J'en reviendrai jamais de la chance et du bonheur que j'ai vécu à mon premier été à St-Élie-de-Caxton en 2018.
D'abord, il faut se remettre en contexte. C'était il y a six ans, je buvais encore, je traînais sur moi trente livres de plus de stress, d'épuisement, de bière et de misère. J'étais partie de Québec pour l'été "pour aller écrire", mais j'étais surtout partie pour pas finir par me tuer.
Le visage enflé de douleur et de gin à crédit et de vin cheap à chaque réveil, endettée, profondément défaite et déçue du concept de l'existence en général particulièrement de la mienne, mon dernier recours avant un early check-out terrestre fut d'aller me donner une chance, quelques semaines, dans un autre code régional, pour aller revoir ces sapins et bouleaux que je n'avais que brièvement rencontré avant, voir si j'y serais pas, mieux. Le but caché étant de me trouver une raison, de persister, parmi ceusses qui respirent hiver comme été.
"Ah, mais les problèmes c'est temporaire, ça sert à rien de vouloir se sussuder !" vous diront les cartes de souhaits et ceusses qui peut-être n'auront jamais à regarder l'abysse un peu trop longtemps. Pourquoi vouloir en finir, est-ce la faute de l'alcoolisme ?
En 2018, si j'avais pris irrémédiablement un autre chemin et qu'il y aurait eu un épisode spécial de True Crimes sur les serveuses aux rêves écorchés qui se sont autodidacté le trépas, on aurait relié mes fils rouges au tableau de liège autour, probablement, de la consommation.
Boire tous les jours, sniffer quand on peut, pas être capable de dormir sauf en coma éthylique, pas être capable de se réveiller autrement qu'en sueur et en angoisse prenante, creuser chaque soir le fossé qui nous éloigne d'une stabilité financière et fragiliser notre espoir d'échapper à une fatalité qui nous fera perdre soit notre foie ou notre adresse civique en premier, c'est pas tout à fait la recette du bonheur que je souhaiterais à qui que ce soit.
Mais c'est plus que ça. L'alcool, et il m'aura fallu arrêter pour comprendre et cesser de rouler les yeux quand un savant de comptoir affirmait ça, l'alcool, donc, c'est un dépresseur.
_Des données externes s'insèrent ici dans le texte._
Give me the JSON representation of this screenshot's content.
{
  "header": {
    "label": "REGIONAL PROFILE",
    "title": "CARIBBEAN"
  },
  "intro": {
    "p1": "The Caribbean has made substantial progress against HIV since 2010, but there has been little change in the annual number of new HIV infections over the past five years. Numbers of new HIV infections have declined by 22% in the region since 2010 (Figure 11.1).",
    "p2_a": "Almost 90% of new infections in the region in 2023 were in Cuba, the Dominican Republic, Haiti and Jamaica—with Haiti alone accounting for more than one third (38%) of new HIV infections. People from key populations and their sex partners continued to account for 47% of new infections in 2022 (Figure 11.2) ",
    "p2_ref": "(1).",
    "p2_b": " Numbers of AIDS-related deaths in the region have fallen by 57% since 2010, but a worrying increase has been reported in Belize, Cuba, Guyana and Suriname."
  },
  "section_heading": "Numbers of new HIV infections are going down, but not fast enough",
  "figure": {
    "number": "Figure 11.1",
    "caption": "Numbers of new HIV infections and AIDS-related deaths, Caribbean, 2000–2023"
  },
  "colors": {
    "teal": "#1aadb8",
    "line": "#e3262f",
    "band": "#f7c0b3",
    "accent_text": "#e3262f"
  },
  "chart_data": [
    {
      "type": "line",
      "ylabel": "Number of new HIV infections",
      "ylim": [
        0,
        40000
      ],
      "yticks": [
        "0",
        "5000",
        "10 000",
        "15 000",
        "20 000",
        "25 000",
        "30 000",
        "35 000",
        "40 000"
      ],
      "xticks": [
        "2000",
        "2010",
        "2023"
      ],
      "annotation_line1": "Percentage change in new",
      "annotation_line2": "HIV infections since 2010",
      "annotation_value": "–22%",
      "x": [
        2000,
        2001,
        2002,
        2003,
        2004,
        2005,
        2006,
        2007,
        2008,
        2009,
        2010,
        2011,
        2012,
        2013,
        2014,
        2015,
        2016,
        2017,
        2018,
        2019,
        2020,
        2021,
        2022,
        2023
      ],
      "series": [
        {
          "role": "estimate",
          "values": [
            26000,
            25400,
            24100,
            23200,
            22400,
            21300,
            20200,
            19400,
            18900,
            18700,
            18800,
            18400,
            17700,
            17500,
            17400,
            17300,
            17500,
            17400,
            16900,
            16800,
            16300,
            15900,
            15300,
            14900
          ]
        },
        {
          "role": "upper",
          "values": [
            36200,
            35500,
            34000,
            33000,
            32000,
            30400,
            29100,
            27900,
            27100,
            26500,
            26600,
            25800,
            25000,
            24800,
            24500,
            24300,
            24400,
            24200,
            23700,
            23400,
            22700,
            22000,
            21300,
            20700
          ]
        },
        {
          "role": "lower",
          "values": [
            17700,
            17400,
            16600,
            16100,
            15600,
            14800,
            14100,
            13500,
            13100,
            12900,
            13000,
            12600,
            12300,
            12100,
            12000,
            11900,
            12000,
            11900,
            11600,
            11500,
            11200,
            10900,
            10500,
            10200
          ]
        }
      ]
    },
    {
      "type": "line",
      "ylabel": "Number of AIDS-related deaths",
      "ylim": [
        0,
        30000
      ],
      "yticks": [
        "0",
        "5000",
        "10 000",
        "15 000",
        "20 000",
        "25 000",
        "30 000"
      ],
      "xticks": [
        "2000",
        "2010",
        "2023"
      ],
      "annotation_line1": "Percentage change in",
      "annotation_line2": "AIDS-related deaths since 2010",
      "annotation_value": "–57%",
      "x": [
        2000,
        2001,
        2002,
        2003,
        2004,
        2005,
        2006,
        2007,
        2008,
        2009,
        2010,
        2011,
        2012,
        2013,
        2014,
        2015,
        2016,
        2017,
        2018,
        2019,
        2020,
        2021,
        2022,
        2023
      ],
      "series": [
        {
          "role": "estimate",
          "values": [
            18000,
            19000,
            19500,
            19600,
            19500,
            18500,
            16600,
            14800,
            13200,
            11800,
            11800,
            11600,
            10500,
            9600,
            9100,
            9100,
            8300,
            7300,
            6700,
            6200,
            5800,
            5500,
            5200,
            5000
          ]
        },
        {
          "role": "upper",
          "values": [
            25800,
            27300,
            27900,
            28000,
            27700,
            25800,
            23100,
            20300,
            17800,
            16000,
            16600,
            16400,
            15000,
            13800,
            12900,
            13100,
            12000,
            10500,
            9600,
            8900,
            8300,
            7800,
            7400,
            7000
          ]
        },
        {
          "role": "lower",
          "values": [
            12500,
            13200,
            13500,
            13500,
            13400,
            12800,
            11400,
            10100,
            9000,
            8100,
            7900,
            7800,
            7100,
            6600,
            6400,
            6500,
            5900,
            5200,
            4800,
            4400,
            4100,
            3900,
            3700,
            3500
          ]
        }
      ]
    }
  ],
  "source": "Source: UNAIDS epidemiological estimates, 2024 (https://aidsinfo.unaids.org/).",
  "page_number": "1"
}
Dans le sens non-scientifique - qui est le seul sens que je peux me permettre - la boisson est une saumure qui rend ton foie triste, ton coeur triste, ta tête triste, tes yeux tristes, tes intestins tristes, ton coude triste. (Le reste demeure ok, non c't'une joke, j'arrête.) C'est comme une teinture, comme le monde qui mange trop de carottes pis qui virent orange. L'alcool s'inscrit dans notre ventre et fait lentement pourrir le bois de notre charpente.
La réalité est celle d'un houblon, d'un raisin, d'une baie de genévrier macérée, transformée qui nous transforme à son tour. No way out, c'est le slogan qui avec l'alcool nous attend dans le détour.
Donc le Caxton...
J'y étais allée quelques fois avant, en visite. La première fois même, pour un show burlesque dans un événement littéraire à la bonne franquette (tout est à la bonne franquette là-bas, ce qui est beaucoup mieux que la mauvaise franquette). Je m'y étais même sur le champ fait quelques amis. C'est dire comment sont fins fins les fins là-bas, ces ceusses-là, de s'être montrés le bagout amical pour une bourrue jamais vraiment démaquillée de la veille, autour de laquelle volait toujours trois ou quatre mouches à fruits sangriées. "Tu d'vrais t'acheter une maison pis t'installer icitte proche de nous autres, Moscine !" m'a même dit un ami voisin résident du village, lors d'une balade en tracteur. (Qui était en vogue à l'époque.)
Je me souviens d'avoir sur le coup trouvé ça hallucinant et complètement farfelu. L'idée d'aller dans le rural, tout le temps. À l'époque, les tours cellulaires n'étaient pas encore présentes à St-Élie. Il fallait sortir du village pour recommencer à avoir du réseau. Cette idée d'être déploguée finirait par me plaire.
Dans mes courts séjours caxtoniens précédents, j'avais été témoin d'une bonté d'à laquelle j'étais pas habituée. Y avait comme quelque chose dans l'air, qui donnait l'impression que tous ceusses qui habitaient-là, autour de mille personnes à ce moment-là, avaient une histoire drôle au coeur qu'ils venaient tout juste d'entendre. Comme une inside joke que la vie est infiniment belle. Est-ce que j'essaie maladroitement d'expliquer des personnages heureux ? Peut-être ben.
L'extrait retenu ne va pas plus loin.